No mais, a norma, que carecerá de regulamentação, é muito vaga. Refugia-se nas generalidades, nos conceitos, nos direitos.

De inovador, a aposta na prioridade da permanência da pessoa idosa na residência, um passo fundamental. Podendo, envelhece-se melhor entre os nossos, rodeados das nossas pequenas coisas, na nossa intimidade, sem partilhar com estranhos o que não queremos, gozando do nosso silêncio. Tirar uma pessoa da sua casa é desenraizá-la, cortar-lhe as esperanças. Um passo para o lar. É bondosa a intenção e pia a razão. E fala-se na teleassistência, como forma de monitorizar a pessoa na residência. E na participação dos idosos em estabelecimentos seniores. E no voluntariado sénior. E no direito à habitação. E na mobilidade.

Vamos a factos: como, de que forma, vai o Estado estimular a contratação de profissionais aptos a darem esta resposta? Com que mochila financeira? A que permite apenas a contratação de pessoas pelo salário mínimo, afastando critérios mínimos de qualificação, e estabelecendo limites irrealistas nas comparticipações familiares?

De que forma contratam as IPSS profissionais para prestarem cuidados ao domicílio?


E com que formação?

E as casas terão condições de higiene e aquecimento para a pessoa idosa aí passar o dia todo?

Como se envolvem as autarquias neste processo?

De que modo, e quando, se garante a teleassistência, ferramenta fundamental para a tranquilidade das famílias?

E a cobertura extensiva a todo o território?

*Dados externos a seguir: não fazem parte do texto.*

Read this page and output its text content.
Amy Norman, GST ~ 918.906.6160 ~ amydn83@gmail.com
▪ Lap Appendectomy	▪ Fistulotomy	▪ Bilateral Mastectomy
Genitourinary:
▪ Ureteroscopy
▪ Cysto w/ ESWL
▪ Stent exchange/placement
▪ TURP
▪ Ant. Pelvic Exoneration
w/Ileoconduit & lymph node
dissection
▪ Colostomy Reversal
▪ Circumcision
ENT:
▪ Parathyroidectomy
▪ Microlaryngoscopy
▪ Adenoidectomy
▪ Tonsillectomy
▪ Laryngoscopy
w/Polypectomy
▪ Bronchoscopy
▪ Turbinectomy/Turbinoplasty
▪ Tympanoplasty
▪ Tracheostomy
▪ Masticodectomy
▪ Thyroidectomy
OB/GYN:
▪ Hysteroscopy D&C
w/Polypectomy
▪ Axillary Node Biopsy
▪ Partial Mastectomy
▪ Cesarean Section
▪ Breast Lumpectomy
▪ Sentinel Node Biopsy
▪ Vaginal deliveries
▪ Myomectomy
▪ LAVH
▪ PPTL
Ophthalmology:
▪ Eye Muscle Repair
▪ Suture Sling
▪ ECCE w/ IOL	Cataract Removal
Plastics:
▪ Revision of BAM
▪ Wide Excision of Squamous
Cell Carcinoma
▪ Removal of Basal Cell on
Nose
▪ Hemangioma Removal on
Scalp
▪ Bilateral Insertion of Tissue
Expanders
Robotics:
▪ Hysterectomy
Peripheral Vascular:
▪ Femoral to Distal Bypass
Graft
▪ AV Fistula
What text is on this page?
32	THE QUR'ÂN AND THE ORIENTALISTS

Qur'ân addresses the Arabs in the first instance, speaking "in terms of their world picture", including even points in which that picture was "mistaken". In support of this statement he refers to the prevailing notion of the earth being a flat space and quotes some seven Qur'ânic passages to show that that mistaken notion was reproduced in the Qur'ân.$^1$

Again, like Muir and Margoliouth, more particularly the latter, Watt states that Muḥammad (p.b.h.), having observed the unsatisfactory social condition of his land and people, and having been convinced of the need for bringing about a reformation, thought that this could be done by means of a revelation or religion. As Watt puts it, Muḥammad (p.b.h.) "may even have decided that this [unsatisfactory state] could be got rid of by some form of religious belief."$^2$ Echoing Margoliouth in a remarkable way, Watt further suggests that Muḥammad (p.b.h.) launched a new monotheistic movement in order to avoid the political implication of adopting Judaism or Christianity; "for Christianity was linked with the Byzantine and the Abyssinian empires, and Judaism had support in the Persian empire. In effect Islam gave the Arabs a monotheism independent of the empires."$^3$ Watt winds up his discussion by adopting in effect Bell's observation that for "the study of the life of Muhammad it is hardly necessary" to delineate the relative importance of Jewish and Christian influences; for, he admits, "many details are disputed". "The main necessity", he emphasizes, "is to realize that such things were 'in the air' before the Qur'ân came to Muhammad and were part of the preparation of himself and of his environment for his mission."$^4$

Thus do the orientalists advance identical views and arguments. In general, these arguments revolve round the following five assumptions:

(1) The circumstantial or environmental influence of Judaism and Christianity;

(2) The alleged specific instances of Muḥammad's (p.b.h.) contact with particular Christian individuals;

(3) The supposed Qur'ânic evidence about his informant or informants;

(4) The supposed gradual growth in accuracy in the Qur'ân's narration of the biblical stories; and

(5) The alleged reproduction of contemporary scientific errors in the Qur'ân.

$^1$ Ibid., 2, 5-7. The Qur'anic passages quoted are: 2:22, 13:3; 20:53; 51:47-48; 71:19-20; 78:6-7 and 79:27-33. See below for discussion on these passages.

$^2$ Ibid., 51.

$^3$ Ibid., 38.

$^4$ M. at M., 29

Quais os meios para cativar as pessoas idosas para o lazer sénior – universidades, academias, passeios – ?

Quais os estímulos para o voluntariado a que todas as sociedades hoje em dia lançam mão, poupando nos recursos públicos?

Portugal é artista na produção legislativa e mestre na inércia que se lhe segue, e é suposto não existir. Até que esta lei tenha aplicação e beneficie quem dela necessita, morrerá uma boa parte dos idosos; à outra parte, mesmo viva, ser-lhe-ão indiferentes os efeitos que ela propicia.

Os idosos estão sempre no fim da linha. Até porque, por mais que seja duro de ouvir, a vida tem preço. E quarto mais curta for a expectativa de vida, mais barata ela é. Quem é idoso, conta para o discurso floreado, mas não faz parte das prioridades.
Essa é que é essa!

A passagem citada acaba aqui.